Title of Award

Northern Michigan University Faculty Research Grant

Recipient's Department


Document Type


Year of Award


Awarding Organization

Northern Michigan University

Reason for Award

Literature is ever evolving, particularly in a new democratic nation state, such as South Africa. Earlier writings that I used to teach from the first decade after apartheid ended reflected on the old oppressive nation, with elements of ‘restoration’ for past atrocities; new writers from the margins that I’m interested in researching are critical of the new regime, but are also looking ahead with optimism and foregrounding new beginnings. As literature slowly transform from critiques of apartheid policies and legacies into critiques of neo-colonialism this past decade, many new questions arise: Has the obsession with apartheid declined, or are the remains of apartheid still visible in segregated townships and in social and economic conditions which prevent equality of opportunity? Or, are exploitation and corruption to be detected in the African nationalist government, which continues to base its practice on the norms of the old apartheid regime? Are there critiques of corruption and exploitation of the government and key social personalities?

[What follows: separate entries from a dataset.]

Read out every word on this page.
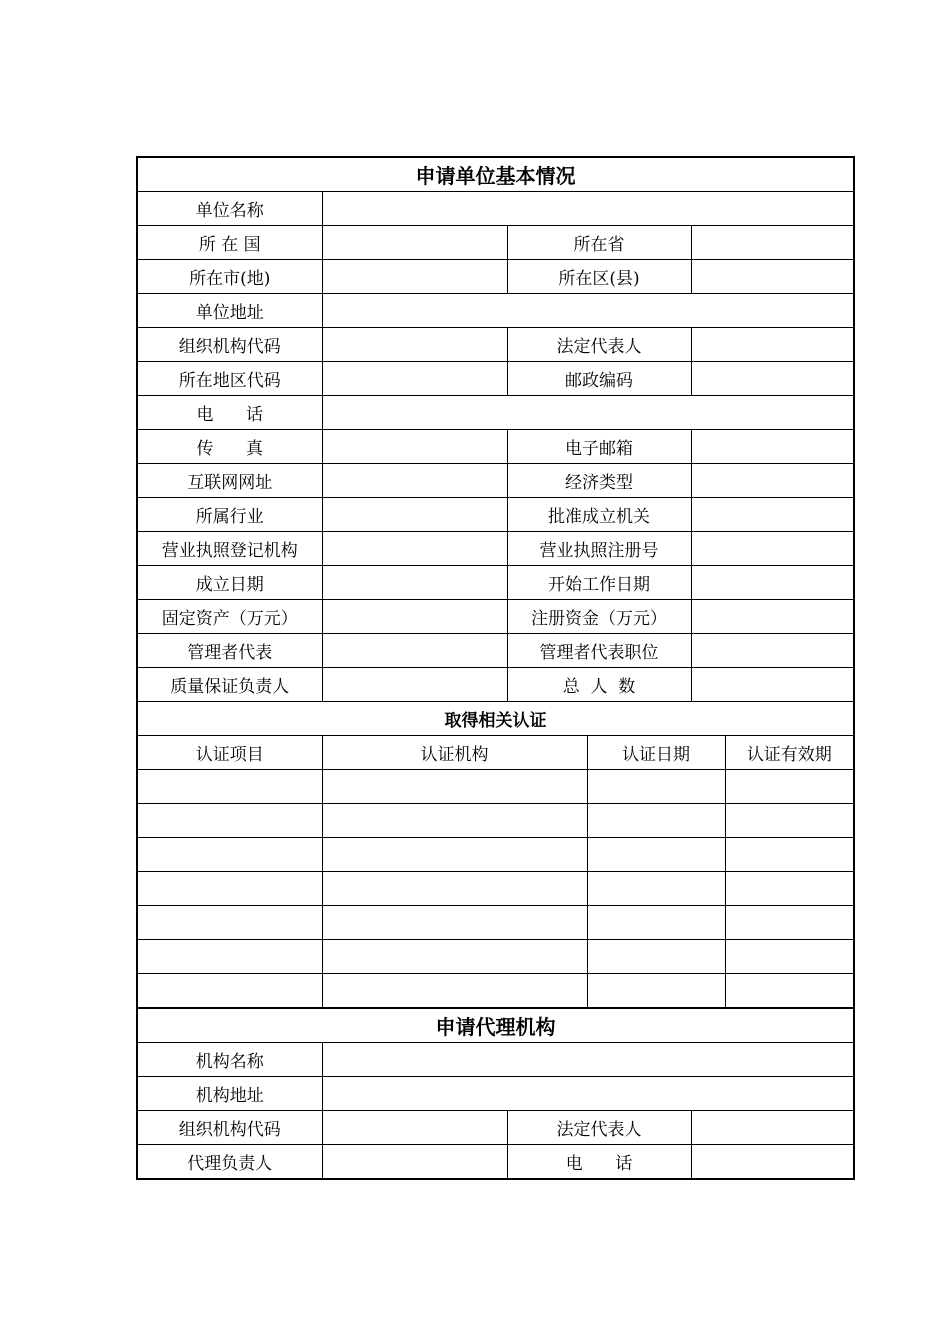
申请单位基本情况			
单位名称			
所 在 国		所在省	
所在市(地)		所在区(县)	
单位地址			
组织机构代码		法定代表人	
所在地区代码		邮政编码	
电      话			
传      真		电子邮箱	
互联网网址		经济类型	
所属行业		批准成立机关	
营业执照登记机构		营业执照注册号	
成立日期		开始工作日期	
固定资产（万元）		注册资金（万元）	
管理者代表		管理者代表职位	
质量保证负责人		总  人  数	
取得相关认证			
认证项目	认证机构	认证日期	认证有效期

申请代理机构			
机构名称			
机构地址			
组织机构代码		法定代表人	
代理负责人		电      话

Narrating the new nation has raised interesting questions around the notions of value, around the idea of new South African literature and around issues of complicity by academe and publishing houses in the exclusion of certain writings. Prominent writers, such Nadine Gordimer, Doris Lessing, J.M. Coetzee, Athol Fugard, and Andre Brink, and their texts are significant and well known. The shift of excluded writings—particularly from Indian diasporic writers, from the “Coloured” and from the gay and lesbian communities—from the periphery to the center is an important cultural imperative in the process of narrating the new nation and nation-building. Recent research on South African writings (Chetty, 2010; Rastogi, 2008; Govinden, 2008; Frankel 2010) reveal that minority literature has been neglected in academia and in the larger South African and global reading community, in spite of the existence of a significant range of literature from the margins.